It’s race day. It’s show time. The gates open, the staff take your money, you sign the waiver. More staff assist in parking, show field setup. Technicians are on hand to check over the machines. Judges are present to scrutinize each and every show car. The announcer prepares to work their vocal cords for the next eight to eighteen hours (depends on the event, y’know) and all the while, the photographers are out walking mile after mile to get the right shot, meet the right people, and to get the right story so that the writer can put together the article that makes everybody look good. The sponsors are on-hand not only to benefit from the audience walking by and checking out their wares, but to make sure that their investment is worth the effort. Seems like a small army once the sun rises, right? It is. Over the last six years, I’ve seen everything from a handful of guys who wanted to run an event at a small track to the massive shows of the season. I’ve seen the track staff all but bathe in traction compound. I’ve seen the starter sweating their ass off on baking blacktop. I don’t discredit anybody who is working during the day…many people bust their ass to make sure that the show goes on.
But what about after, huh? What about the folks that have to clean up because trash cans were too difficult to hit, or the poor soul that has to scrub out the toilets, or the electrician, or the…you know where I’m going with this, don’t you? At tracks all over the country, that scene plays out every year. Scrub this, fix that, check those, all in the name of making sure that fans and racers alike are safe, cared for and happy with the services. It could be something as simple mowing the grass a day or two before the show starts, or it could be as big as a full track repave. It takes money, but more often than not money isn’t the only thing required. There are people dedicated to motorsports, who are so involved that they will put in the legwork, paid or not, in order to keep a track afloat. That starter might be the guy with the plunger and scrub brush the next day. The guy in the dragging tractor might still be nursing a couple of war wounds from evicting mud daubers from their nests to make sure the fans aren’t going to get an unexpected sting.

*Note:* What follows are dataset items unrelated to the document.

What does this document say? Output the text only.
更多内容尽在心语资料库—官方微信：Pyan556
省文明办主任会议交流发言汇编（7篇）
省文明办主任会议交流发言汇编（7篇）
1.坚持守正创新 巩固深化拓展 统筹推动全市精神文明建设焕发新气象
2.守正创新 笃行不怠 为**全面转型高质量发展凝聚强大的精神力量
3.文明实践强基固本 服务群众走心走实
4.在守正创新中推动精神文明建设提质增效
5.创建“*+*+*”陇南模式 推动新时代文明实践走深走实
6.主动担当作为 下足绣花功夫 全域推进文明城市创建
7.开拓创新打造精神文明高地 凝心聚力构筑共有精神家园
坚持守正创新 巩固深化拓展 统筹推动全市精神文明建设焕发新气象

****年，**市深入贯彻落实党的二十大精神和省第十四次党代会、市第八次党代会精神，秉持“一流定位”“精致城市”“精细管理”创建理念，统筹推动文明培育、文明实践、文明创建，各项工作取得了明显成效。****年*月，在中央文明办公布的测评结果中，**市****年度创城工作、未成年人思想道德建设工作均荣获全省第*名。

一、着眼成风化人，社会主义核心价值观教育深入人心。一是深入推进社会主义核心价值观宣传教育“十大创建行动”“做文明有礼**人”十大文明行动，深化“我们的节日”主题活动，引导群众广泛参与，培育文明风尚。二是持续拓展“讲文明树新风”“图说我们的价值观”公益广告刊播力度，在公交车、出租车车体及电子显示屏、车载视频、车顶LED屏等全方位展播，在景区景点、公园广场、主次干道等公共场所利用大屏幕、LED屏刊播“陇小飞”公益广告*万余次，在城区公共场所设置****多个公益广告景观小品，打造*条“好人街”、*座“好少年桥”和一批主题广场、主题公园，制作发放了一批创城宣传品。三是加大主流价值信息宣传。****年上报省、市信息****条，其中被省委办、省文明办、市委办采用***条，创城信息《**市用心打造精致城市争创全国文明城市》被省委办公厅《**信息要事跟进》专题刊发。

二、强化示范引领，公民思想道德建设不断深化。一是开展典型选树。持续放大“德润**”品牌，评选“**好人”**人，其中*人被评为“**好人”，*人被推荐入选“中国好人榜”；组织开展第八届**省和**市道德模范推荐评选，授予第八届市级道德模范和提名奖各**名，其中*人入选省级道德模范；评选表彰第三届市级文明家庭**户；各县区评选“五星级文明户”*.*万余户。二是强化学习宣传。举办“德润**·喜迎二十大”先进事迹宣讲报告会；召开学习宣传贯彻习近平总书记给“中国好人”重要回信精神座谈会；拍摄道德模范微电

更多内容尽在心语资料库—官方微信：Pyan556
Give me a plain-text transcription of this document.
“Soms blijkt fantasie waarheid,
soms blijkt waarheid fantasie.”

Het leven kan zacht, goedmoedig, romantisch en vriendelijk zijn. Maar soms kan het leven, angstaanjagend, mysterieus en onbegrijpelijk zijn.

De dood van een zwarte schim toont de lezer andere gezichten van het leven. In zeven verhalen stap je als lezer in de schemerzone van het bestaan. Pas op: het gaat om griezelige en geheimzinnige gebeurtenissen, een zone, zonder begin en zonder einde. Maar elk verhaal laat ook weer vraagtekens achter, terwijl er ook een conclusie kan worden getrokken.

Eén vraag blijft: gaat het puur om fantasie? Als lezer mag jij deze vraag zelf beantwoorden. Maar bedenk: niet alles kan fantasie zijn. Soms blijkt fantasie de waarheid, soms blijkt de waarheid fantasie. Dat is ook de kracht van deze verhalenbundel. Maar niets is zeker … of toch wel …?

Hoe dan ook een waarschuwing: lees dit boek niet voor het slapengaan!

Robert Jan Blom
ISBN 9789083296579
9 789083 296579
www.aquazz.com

Watching Cleetus spend a day making friends with a pressure washer to clean up the muck all over the bleachers at the Freedom Factory might not be your idea of quality viewing time. I get it, there’s plenty of more exciting stuff to watch. But that’s the point…before the burnouts, demolition racing, or even the first “Hell yeah, brother!” gets yelled through the P.A. system, there’s a lot of legwork that has to be put in to bring the old DeSoto Speedway to a safe and functional condition. Cleetus has a lot on his plate, from shows to races to builds, yet here he is, in large hat, shorts and in the sun, scrubbing, checking, figuring out what else needs to be added to the fix list. He could get his crew to help, and many have, but that’s not the point. His track, his name, his ass soaking up the sun while scrubbing. That’s what it looks like behind the scenes at every well-run track you’ll ever go to…someone who cares enough to invest their own blood, sweat, tears and money back into a gearhead’s playground. They don’t get enough credit for what they do.